La présidente de la Dallas Fed, Lori Logan, a envoyé l’un des signaux les plus « hawkish » parmi les membres du FOMC ces dernières semaines. Elle a déclaré hier qu’une hausse de taux pourrait être nécessaire d’ici la fin de l’année pour ramener l’inflation à l’objectif de 2 %.
« Je suis de plus en plus préoccupée par le fait que des taux d’intérêt plus élevés pourraient être nécessaires plus tard cette année pour rétablir pleinement la stabilité des prix », a-t-elle déclaré lors d’un événement à El Paso.
Sa logique est simple et cohérente. Le marché du travail est équilibré, l’investissement dans l’intelligence artificielle s’accélère et les conditions financières sont accommodantes — en d’autres termes, la politique actuelle est au mieux neutre, voire stimulante. Avec une inflation qui dépasse l’objectif depuis plus de cinq ans et qui repart désormais à la hausse, cette combinaison est inacceptable.
Rappelons que l’indicateur d’inflation privilégié par la Fed, l’indice PCE, a augmenté de 3,8 % sur un an en avril, soit près du double de la cible, tandis que le secteur privé a créé 122 000 emplois en mai 2026 — la plus forte progression mensuelle depuis janvier 2025 et au-dessus des 117 000 attendus. Ce chiffre est en hausse par rapport à l’estimation révisée d’avril de 105 000 et confirme que le marché du travail conserve son dynamisme à l’approche de la saison des embauches estivales.

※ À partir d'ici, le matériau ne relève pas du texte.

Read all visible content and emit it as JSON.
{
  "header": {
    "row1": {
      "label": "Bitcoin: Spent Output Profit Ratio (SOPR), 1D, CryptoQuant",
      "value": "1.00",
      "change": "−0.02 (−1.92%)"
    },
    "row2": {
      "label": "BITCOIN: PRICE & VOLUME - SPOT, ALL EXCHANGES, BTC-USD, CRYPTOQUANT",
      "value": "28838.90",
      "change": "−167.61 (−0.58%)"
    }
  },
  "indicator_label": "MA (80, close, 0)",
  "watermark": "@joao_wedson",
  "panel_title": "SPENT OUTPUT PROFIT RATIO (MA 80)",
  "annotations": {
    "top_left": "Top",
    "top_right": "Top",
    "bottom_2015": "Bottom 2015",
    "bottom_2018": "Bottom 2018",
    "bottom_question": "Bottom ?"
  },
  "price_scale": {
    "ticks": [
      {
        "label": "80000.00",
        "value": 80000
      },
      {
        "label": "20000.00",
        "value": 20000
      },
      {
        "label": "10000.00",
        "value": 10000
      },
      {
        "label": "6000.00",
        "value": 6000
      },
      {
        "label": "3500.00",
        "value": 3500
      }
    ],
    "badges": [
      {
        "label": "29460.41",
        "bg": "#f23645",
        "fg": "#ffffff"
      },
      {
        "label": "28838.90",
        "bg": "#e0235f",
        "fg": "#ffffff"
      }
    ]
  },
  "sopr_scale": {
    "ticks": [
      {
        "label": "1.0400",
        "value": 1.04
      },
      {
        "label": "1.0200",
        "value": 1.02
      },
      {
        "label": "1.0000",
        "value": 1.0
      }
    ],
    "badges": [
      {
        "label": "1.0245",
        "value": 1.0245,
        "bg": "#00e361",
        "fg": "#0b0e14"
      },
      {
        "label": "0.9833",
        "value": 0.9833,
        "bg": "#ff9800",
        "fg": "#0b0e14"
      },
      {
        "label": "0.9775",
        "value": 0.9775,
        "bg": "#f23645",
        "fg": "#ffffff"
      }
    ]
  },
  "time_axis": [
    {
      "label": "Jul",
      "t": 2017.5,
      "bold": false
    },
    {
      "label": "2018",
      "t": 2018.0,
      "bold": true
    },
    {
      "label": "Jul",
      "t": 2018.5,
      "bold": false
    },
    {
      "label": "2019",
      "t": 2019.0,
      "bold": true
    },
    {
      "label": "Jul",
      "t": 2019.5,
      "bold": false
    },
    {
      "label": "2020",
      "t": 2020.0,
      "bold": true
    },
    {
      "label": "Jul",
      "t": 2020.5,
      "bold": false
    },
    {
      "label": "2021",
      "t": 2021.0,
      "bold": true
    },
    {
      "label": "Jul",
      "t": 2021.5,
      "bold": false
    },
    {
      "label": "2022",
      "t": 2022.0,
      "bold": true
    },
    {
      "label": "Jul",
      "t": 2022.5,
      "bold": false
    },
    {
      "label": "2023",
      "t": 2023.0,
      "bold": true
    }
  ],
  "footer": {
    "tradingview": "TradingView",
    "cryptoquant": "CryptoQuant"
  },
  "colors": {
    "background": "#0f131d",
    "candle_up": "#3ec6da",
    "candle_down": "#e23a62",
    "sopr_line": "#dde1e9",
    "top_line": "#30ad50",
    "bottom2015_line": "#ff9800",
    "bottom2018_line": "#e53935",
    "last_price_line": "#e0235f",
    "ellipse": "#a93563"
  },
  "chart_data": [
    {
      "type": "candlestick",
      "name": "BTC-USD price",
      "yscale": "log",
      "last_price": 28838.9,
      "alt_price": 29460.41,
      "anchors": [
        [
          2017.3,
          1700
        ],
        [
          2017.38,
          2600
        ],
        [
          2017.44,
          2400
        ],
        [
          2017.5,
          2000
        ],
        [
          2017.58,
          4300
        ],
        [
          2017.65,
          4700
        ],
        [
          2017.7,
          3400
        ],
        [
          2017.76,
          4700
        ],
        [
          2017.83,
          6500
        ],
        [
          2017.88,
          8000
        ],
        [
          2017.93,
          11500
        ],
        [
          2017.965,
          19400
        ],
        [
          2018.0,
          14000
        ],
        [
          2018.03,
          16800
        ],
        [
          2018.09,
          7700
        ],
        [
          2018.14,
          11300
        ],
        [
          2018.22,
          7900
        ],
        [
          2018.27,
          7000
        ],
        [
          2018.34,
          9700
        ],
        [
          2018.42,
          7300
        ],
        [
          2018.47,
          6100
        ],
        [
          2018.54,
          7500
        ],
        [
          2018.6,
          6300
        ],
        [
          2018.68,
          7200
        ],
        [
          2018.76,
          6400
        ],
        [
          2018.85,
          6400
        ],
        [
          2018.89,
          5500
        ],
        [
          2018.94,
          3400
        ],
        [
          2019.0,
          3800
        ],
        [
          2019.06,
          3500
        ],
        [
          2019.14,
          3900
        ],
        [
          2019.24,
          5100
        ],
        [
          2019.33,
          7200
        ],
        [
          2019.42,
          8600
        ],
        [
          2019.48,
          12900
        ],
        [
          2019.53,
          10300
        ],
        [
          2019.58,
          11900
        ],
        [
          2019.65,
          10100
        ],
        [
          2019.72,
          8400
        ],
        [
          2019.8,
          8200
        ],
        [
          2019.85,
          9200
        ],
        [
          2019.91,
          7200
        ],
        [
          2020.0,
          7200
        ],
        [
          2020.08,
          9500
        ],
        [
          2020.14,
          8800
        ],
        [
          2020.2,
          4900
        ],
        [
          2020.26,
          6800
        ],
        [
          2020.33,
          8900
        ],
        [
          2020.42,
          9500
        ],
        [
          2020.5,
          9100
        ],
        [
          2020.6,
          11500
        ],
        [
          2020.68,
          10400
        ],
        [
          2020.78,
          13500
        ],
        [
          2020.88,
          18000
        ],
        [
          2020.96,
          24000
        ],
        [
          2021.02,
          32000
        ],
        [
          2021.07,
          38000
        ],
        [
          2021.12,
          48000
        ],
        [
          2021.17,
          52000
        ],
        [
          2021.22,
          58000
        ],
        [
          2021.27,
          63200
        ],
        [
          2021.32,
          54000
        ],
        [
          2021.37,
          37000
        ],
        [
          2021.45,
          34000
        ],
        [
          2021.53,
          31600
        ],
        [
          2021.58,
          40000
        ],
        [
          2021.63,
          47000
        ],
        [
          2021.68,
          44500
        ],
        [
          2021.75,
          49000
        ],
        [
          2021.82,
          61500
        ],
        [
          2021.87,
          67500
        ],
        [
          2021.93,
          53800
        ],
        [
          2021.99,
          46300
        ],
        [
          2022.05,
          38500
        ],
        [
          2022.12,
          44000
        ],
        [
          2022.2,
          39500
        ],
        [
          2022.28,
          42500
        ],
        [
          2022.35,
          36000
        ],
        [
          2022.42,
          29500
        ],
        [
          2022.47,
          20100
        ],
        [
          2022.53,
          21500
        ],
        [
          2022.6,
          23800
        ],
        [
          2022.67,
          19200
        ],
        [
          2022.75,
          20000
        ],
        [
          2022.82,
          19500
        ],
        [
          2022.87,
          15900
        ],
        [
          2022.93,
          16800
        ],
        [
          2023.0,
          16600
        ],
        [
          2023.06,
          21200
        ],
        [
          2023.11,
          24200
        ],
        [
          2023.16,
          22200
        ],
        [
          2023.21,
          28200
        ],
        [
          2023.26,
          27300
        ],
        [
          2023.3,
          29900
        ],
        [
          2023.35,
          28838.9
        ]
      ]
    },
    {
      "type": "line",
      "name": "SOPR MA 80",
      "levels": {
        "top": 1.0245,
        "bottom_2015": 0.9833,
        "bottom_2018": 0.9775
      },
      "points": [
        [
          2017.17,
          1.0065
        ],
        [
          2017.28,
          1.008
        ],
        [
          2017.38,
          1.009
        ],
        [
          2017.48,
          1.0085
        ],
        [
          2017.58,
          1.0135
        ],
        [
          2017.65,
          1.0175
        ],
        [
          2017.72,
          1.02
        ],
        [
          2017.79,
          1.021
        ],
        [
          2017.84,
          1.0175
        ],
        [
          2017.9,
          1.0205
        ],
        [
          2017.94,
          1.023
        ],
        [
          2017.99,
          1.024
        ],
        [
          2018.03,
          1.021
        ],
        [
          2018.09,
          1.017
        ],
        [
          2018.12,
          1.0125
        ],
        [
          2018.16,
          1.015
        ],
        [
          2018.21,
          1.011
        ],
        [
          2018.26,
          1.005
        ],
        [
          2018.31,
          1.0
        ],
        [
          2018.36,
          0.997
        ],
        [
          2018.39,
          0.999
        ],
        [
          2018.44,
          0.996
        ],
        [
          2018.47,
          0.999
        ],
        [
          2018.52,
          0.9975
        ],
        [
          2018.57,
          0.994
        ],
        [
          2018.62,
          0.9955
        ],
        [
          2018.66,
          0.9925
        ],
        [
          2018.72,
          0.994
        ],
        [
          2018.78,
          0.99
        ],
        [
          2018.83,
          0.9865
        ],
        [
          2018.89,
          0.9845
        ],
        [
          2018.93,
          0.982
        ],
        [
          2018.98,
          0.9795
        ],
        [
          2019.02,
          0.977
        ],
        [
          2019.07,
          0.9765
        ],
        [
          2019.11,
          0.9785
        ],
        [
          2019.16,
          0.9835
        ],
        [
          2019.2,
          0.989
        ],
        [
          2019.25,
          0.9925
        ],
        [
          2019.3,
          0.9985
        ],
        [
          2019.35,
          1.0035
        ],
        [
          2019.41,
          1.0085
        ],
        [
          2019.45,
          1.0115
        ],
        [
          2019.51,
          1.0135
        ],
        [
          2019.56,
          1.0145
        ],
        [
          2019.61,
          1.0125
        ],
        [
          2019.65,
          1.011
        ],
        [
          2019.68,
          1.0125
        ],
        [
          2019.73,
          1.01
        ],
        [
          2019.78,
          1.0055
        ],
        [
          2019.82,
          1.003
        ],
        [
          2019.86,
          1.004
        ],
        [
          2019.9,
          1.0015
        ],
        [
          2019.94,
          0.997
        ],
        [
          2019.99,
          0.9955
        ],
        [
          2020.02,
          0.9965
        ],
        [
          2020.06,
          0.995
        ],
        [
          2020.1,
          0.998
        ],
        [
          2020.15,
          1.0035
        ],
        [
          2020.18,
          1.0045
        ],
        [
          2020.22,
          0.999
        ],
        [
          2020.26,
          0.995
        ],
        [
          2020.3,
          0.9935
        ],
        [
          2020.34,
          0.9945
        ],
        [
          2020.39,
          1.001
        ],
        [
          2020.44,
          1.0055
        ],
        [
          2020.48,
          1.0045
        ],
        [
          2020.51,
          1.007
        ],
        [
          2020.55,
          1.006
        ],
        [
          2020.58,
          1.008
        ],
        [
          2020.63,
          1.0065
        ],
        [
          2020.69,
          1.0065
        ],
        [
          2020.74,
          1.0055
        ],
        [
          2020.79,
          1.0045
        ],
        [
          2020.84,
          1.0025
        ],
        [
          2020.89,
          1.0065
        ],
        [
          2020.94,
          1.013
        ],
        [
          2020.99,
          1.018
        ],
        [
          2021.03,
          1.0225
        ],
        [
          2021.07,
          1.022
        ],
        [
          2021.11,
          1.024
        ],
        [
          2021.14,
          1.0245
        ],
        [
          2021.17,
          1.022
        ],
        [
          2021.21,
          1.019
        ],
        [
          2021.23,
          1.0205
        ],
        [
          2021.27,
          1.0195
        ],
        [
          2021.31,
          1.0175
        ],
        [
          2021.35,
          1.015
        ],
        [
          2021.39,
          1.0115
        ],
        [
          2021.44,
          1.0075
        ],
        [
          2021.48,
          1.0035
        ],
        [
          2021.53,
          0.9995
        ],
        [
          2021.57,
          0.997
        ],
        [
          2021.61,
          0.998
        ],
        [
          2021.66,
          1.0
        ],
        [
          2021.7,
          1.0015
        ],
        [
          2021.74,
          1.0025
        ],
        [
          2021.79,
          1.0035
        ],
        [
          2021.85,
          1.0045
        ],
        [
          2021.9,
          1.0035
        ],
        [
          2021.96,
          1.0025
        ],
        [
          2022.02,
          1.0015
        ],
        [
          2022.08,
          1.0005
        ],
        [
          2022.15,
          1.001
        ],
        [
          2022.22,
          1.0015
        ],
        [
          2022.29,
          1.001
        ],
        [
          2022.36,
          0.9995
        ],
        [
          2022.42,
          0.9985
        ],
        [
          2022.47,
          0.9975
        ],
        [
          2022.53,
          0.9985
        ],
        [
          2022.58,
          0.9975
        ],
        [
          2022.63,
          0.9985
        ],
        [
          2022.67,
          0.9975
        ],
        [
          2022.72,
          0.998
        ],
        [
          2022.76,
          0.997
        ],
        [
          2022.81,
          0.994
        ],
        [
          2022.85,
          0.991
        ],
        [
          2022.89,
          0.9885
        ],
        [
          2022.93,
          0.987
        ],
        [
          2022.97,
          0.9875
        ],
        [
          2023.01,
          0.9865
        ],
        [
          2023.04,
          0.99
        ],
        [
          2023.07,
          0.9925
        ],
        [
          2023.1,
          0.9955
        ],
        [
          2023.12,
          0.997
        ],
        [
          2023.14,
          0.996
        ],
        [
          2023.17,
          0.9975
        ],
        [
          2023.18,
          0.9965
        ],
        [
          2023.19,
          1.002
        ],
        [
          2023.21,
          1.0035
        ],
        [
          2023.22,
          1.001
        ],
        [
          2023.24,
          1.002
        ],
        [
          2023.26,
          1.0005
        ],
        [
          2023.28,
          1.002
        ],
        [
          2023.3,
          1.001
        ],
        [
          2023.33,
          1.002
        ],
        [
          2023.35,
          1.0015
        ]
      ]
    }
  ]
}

Il est important de noter que Logan dispose d’un droit de vote au FOMC cette année et qu’elle a déjà exprimé une dissidence lors de la réunion d’avril au sujet d’un langage laissant entendre que la prochaine étape pourrait être des baisses de taux. Son avertissement selon lequel l’inflation pourrait rester durablement supérieure à la cible n’est pas une simple posture rhétorique, mais un signal indiquant qu’elle est prête à voter pour un resserrement. Le principal indicateur qu’elle surveille est la mesure du « trimmed mean » de la Fed de Dallas, un indicateur que le nouveau président, Kevin Warsh, a déjà publiquement salué.

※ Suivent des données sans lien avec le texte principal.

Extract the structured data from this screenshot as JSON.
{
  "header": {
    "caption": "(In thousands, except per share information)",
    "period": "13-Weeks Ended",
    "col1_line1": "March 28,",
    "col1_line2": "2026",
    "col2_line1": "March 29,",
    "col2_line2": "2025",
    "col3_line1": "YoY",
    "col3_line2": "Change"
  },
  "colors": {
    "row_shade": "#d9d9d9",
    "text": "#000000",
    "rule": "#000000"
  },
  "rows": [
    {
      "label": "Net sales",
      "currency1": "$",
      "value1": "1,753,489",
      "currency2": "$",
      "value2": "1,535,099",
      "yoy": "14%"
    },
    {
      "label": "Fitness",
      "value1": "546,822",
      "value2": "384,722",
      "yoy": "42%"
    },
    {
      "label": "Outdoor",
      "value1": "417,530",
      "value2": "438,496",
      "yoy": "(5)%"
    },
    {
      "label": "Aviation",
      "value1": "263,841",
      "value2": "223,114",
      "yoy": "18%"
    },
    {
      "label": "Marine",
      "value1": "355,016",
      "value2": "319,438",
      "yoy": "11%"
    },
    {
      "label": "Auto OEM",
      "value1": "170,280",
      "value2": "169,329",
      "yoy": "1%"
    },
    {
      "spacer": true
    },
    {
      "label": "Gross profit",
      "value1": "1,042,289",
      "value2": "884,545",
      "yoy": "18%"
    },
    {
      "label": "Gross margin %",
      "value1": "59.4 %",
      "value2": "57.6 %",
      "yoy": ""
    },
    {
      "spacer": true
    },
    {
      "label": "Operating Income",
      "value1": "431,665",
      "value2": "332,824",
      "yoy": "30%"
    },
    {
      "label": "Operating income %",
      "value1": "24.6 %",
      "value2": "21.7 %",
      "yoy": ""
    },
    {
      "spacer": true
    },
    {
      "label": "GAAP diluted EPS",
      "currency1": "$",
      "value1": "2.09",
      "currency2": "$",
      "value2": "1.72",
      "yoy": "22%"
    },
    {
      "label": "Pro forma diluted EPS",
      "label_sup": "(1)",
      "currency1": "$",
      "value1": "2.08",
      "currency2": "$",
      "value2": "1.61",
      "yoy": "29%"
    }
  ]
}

Il est notable que le président de la Fed de New York, John Williams, a adopté une position sensiblement différente le même jour : il a déclaré que la politique monétaire se situe à peu près au bon niveau et qu’il ne voyait pas de besoin évident de relever ou d’abaisser les taux. Cette divergence au sein du comité est précisément ce qui rend les prochaines réunions de la Fed imprévisibles.
Logan se situe clairement dans le camp des « faucons », tandis que Williams privilégie une pause. Le président Warsh n’a pas encore défini publiquement sa position, et les marchés scruteront attentivement ses premiers signaux. Un discours plus restrictif est généralement positif pour le dollar.
Les acheteurs de EUR/USD devraient envisager de prendre 1,1630. Cela permettra de tester 1,1660. De là, un mouvement vers 1,1690 est possible, même s’il sera difficile d’aller au-delà sans le soutien de grands intervenants. L’objectif plus éloigné se situe à 1,1730. À la baisse, seul un intérêt acheteur vers 1,1605 devrait susciter une réaction significative de la part des gros acheteurs. En l’absence de ce support, il sera prudent d’attendre un nouveau plus bas à 1,1585 ou d’envisager des positions longues à partir de 1,1535.
Pour GBP/USD, les acheteurs devront franchir la première résistance à 1,3440 pour viser 1,3475. Le dépassement de ce niveau pourrait s’avérer difficile, avec un objectif supplémentaire à 1,3510. En cas de repli de la paire, les vendeurs tenteront de prendre la main à 1,3410. Une rupture nette sous 1,3410 infligerait probablement de sérieux dégâts aux positions longues et pourrait pousser GBP/USD vers 1,3370, avec un potentiel de baisse allant jusqu’à 1,3340.